Assessment Process

Identification of MBP always involves a two-step diagnostic process. First, the child's victimization is documented so that a diagnosis of abuse by pediat-ric condition or illness falsification can be verified. Second, with information based on the child's diagnosis, the psychiatrist should evaluate the parents to assess the nature of their psychological and relational characteristics in light of the child's illness falsification. Psychological evaluation should be performed with full awareness of the victimization of the child and access to all medical and other relevant records for both the child and the parents.

Identification of MBP typically entails an extended and comprehensive multidisciplinary evaluation (Sanders and Bursch 2002). Two critical features should guide all evaluations. First, identification of child abuse does not require a psychiatric evaluation of the perpetrator. Second, a standard psychiatric interview or series of interviews with a parent in situations in which MBP has been raised is in no way sufficient to rule out the diagnosis of FDP. Because MBP is a disorder of deception, information from individuals who have had contact with the perpetrator must be a part of the evaluation process. Careful review of medical histories and records of the focus child, siblings, and adults involved is also critical to the diagnostic process.

In a limited number of cases, direct evidence of inducement of illness is available. For instance, covert video surveillance may have been used for direct observation, or laboratory evidence from the child (e.g., the presence of foreign substances or drugs in the bloodstream) may be available (Hall et al. 2000; Southall et al. 1997). In most cases, however, evidence of PCF abuse consists of careful documentation of patterns of exaggeration, fabrication, and inducement in which the child's presentation to health care providers is repeatedly inconsistent with the history provided by the parent, or the symptoms with which the child presents are overtly inconsistent with the expected presentation of a given illness or disorder. In these cases, a wealth of diagnostic information on the child is often accumulated in an attempt to find the cause of the child's difficulty. In addition, proven treatment regimens tend to fail repeatedly with these children when they are left in the care of the perpetrating parent but work well when the children are under alternative care.

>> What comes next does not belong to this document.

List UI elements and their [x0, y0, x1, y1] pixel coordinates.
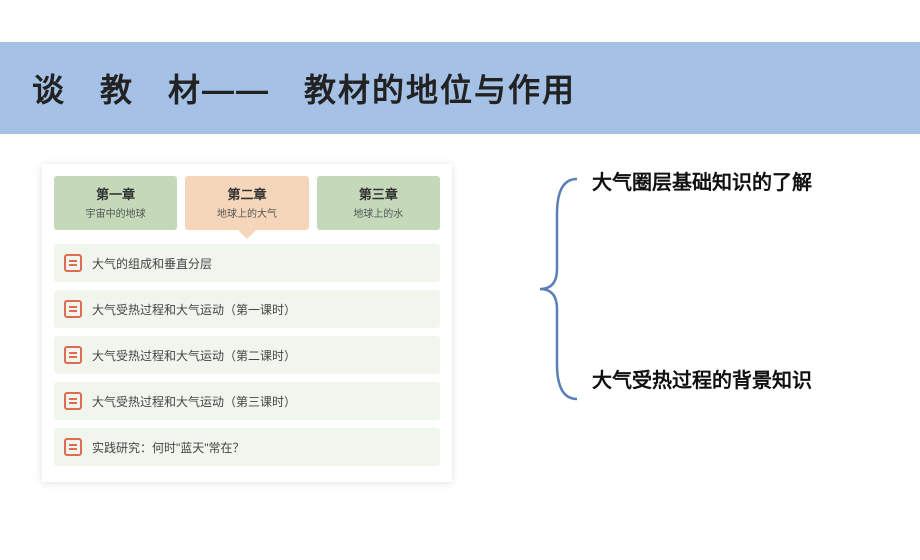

Diagnoses based solely on verbal reports from the suspected parent or caregiver should be identified, and the records should be assessed for warning signs, inconsistencies, exaggerations, signs of simulation, episodes of induction, and other patterns of illness falsification. Chronologically summarizing the medical contacts into a table can reveal patterns of health care utilization, trajectories of illness and medical treatment, and behaviors of family members (Sanders and Bursch 2002). If the caregiver is actively inducing illness, the medical record summary can be used to evaluate the logic and likeli hood of the medical presentation and to search for signs of induction. If illness falsification is not present, the chronological summary may aid in determining a correct diagnosis.

Schreier et al. (2009) suggested that evaluators should review the summary for the following:

1. Recurrent illness that appears unusual: Examples include persistent and severe vomiting or diarrhea with no other signs or symptoms of illness.

2. Symptom occurrence: Examples include symptoms occurring only in the presence of specific health care providers or on particular days, and unexpected similar symptoms in multiple family members.

3. Lack of continuity of care: Examples include false representation of health care contacts, refusal to release records, or insistence on unnecessary medical treatment while refusing reasonable treatment of the child.

4. Inconsistencies: Examples include reported symptoms that do not match objective findings (e.g., a caretaker reports severe anorexia and abdominal pain for 5 days in a child who appears well hydrated with no weight loss); reported medical history that does not match previous medical records (e.g., the parent reports the presence of a diagnosis of a more serious illness that was mentioned to the parent in passing as something to be ruled out, or the parent reports that test results are abnormal just because the test was done); a pattern of frequent diagnoses that do not match objective findings (e.g., a toddler with reported intestinal pseudo-obstruction eats ravenously with no resulting symptoms during lengthy hospitalizations); behavior of a parent that does not match expressed distress or reports of symptoms; other false or disturbing history provided by the parent; or medical record names and numbers that do not match. Collateral records and interviews with others can be helpful to determine the truth of inconsistencies.

Most primary care physicians are extremely hesitant to include MBP in a differential diagnosis unless they have ample evidence. In contrast to the identification of other forms of abuse, raising the question of PCF almost always results in a strong, aggressive, and often litigious response from the perpetrating parent. Mothers tend to be convincingly persistent and bold in their denial and often work relentlessly to engage others in authority in an at tempt to vindicate themselves. They are deliberate and persistent in their attacks on those professionals who bring to light their orchestration of their child's abuse. The intensity of such denial is another sign of the contribution of the parent's imposturing role to the maintenance of his or her personality functioning.